Search code examples
htmlparsingjsoup

Jsoup get Product Description


I would like to get the Product Description of this Website: https://www.real.de/product/346010948/?id_item_promotion=620332

I think I need But I have no clue how to parse it.

This is my parsing code

@Override
public Product getDescriptionByReal(Product product) {
    String completeUrl = "https://www.real.de/product/" + product.getPlattformProductId() + "/";
    try {
        Document document = Jsoup.connect(completeUrl).get();
        Elements description = document.select("div#prodct-data");
        product.setDesc(description.text());
        return product;

    } catch (IOException e) {
        product.setDesc(e.getMessage());
        return product;
    }
}

If i try "document.select("div.rd-product-description__text");" or "document.select("div#prodct-data")" i get nothing, if i change it up to "document.select("div"); i get not the data i want.


Solution

  • The product description is loaded asynchronously after the main document.
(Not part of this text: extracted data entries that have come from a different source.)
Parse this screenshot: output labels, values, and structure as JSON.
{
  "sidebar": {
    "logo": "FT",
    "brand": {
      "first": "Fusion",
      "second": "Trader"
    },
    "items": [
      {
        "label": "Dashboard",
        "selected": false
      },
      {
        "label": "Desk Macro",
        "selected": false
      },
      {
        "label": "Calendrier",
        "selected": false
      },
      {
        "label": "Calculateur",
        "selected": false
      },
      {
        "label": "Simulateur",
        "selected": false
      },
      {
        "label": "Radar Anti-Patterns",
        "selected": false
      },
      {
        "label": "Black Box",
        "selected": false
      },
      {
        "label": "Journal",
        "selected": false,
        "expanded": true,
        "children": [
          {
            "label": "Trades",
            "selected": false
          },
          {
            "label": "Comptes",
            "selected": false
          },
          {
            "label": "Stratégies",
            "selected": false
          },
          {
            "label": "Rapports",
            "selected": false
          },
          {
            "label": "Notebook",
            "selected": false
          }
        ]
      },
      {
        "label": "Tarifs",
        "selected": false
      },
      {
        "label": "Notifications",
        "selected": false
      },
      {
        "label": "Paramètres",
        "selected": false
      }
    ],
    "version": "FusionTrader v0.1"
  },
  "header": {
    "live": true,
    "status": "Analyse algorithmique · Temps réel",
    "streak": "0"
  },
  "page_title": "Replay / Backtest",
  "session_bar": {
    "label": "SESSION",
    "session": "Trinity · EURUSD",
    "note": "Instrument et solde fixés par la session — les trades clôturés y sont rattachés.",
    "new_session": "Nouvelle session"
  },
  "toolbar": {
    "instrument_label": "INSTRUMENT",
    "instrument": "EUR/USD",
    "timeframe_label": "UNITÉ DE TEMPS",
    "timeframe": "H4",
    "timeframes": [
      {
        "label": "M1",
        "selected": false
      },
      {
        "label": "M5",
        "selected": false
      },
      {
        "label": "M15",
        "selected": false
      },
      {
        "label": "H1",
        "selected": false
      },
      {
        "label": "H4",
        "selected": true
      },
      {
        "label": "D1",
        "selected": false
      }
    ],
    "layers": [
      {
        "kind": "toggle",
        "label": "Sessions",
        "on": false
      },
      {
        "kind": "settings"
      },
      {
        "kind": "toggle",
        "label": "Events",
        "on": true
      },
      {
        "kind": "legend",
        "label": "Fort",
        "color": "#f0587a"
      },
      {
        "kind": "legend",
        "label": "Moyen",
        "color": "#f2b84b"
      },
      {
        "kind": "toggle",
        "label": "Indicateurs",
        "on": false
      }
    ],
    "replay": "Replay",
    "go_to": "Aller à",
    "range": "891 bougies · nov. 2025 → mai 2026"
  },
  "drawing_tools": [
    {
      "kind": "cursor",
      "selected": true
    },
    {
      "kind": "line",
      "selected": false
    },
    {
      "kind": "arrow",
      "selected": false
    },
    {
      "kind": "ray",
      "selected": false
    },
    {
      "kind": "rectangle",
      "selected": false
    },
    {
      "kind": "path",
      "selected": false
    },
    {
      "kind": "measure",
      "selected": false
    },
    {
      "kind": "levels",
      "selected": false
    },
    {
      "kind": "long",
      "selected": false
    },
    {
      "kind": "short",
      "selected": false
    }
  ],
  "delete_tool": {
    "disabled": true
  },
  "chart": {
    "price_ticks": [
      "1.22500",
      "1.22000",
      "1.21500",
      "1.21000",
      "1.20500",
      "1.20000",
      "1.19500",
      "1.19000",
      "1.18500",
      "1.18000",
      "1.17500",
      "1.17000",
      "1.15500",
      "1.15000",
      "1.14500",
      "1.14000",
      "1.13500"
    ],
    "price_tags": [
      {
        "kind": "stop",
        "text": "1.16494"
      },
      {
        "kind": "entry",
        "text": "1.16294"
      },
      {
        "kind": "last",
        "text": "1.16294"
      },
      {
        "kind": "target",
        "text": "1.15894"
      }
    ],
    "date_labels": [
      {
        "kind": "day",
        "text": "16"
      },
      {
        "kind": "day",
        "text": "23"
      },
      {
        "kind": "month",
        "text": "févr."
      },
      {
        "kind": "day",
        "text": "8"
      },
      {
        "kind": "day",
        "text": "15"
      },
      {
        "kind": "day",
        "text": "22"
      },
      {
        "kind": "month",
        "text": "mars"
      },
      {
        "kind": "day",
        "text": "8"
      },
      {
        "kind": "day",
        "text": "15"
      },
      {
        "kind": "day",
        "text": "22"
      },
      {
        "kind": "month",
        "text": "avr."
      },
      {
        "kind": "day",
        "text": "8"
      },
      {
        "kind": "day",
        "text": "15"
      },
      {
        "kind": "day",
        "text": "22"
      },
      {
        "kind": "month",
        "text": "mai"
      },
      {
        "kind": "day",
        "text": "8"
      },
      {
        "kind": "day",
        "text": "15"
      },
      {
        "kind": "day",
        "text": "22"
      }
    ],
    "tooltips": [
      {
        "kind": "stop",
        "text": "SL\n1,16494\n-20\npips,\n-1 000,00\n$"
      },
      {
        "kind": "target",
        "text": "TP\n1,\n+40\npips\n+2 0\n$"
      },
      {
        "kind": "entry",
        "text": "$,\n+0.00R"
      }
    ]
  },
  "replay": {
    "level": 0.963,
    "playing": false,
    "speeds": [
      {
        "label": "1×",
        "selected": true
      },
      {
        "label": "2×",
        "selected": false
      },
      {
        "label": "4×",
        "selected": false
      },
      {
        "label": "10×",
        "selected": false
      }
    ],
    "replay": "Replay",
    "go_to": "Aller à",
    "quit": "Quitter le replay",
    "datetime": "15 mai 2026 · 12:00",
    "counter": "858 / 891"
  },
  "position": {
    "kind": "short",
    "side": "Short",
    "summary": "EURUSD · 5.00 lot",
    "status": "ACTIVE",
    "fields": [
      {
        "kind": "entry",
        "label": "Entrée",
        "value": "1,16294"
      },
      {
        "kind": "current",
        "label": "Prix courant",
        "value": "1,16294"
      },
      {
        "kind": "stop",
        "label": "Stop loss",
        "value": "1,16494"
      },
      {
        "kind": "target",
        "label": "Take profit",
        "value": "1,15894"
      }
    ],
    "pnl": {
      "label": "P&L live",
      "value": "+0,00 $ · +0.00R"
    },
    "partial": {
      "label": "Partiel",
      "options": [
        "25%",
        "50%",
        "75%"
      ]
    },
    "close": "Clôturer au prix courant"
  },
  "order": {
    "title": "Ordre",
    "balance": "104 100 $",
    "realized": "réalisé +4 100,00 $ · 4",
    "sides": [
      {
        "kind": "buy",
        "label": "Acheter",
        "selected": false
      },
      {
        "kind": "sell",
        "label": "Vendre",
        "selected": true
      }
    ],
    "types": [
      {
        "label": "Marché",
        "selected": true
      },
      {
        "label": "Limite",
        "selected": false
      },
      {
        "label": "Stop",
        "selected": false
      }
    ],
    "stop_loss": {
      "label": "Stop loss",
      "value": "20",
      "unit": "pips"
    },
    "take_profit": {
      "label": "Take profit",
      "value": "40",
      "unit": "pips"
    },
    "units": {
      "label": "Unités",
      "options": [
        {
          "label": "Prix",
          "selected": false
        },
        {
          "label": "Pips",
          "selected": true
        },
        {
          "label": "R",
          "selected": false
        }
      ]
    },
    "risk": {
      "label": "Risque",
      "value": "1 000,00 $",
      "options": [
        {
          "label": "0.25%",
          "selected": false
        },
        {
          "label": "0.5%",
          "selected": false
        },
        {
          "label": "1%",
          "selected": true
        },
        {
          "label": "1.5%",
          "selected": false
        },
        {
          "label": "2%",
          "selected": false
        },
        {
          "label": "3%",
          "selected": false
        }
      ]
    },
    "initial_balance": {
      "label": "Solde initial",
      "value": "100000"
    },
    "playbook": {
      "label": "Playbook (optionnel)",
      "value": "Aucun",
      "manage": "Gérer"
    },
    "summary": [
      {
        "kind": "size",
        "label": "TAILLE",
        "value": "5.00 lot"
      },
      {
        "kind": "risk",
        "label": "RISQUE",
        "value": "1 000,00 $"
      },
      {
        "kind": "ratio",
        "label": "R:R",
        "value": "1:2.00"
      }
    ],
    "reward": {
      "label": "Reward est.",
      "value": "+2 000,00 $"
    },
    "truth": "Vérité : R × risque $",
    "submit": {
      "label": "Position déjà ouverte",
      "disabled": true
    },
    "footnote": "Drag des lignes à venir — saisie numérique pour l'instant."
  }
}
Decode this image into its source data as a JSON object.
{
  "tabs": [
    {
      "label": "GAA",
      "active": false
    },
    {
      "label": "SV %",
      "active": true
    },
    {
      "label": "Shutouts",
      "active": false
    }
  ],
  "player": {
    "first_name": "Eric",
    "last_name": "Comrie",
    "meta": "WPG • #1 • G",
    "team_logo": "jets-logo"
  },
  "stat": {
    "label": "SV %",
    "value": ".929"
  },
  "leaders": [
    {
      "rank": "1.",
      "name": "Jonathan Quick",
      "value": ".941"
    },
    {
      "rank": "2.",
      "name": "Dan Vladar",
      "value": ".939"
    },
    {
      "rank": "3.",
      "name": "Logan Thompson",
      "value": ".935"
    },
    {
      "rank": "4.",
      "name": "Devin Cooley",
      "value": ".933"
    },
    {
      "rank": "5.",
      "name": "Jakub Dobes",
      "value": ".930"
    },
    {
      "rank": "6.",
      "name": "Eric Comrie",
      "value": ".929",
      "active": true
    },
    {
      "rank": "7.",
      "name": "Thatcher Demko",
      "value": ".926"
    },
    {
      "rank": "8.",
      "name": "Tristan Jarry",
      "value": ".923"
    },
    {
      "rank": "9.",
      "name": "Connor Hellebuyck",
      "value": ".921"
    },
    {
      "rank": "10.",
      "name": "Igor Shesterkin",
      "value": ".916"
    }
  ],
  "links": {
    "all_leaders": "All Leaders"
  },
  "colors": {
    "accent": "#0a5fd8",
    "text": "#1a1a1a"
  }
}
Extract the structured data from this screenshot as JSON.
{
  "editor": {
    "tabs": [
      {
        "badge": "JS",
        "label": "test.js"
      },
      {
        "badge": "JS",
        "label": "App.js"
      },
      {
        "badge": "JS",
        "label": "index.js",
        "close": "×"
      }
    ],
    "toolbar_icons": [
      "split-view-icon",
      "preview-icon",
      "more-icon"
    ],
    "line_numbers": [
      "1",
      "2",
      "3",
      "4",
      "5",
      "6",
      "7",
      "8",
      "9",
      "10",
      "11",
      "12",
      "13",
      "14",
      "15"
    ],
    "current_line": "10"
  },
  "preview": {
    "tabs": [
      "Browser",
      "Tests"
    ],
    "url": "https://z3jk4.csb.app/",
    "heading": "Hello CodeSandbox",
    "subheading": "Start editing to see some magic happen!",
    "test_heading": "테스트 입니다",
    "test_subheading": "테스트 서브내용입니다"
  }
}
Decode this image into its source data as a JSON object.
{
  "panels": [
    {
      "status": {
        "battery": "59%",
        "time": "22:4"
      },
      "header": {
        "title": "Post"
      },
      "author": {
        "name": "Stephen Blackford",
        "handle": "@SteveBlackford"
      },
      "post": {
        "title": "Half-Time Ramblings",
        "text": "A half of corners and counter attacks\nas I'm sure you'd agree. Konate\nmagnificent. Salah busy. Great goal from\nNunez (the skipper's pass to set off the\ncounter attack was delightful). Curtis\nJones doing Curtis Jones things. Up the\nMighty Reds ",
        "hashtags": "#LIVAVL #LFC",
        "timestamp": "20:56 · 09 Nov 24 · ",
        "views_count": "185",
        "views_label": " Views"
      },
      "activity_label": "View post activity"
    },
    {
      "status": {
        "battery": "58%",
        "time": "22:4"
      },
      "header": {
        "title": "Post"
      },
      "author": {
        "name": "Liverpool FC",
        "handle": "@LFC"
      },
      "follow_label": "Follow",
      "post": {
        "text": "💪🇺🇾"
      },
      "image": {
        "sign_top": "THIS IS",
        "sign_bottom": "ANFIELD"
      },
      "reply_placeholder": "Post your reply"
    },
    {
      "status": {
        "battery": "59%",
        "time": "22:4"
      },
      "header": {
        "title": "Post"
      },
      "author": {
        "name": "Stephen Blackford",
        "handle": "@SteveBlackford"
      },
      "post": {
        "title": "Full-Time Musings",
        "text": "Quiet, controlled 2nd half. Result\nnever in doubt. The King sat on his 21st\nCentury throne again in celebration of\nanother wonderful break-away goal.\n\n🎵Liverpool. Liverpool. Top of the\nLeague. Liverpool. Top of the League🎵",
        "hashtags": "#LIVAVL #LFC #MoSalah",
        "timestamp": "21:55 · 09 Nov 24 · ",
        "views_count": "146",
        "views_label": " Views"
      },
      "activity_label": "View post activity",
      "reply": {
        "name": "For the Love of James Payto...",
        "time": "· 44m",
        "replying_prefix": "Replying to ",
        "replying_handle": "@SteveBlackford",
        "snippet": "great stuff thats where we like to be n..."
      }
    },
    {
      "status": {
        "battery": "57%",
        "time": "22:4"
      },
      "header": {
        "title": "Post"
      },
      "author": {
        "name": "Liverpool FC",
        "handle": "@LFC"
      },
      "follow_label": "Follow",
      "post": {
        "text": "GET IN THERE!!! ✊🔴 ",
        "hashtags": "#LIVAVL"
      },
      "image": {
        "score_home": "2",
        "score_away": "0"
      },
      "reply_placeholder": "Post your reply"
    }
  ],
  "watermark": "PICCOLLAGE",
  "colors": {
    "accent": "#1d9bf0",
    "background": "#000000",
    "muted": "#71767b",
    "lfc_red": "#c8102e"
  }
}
Jsoup can access ony the document before Javascript modifications. Using chrome debugger I found the URL from where it's fetched. You can download this JSON:
    https://www.real.de/pdp-test/api/v1/346010948/product-description/
    and parse it to get the description. Jsoup can't parse JSON so you'll have to use other library or use simple regular expression to get the part between <div> and </div>.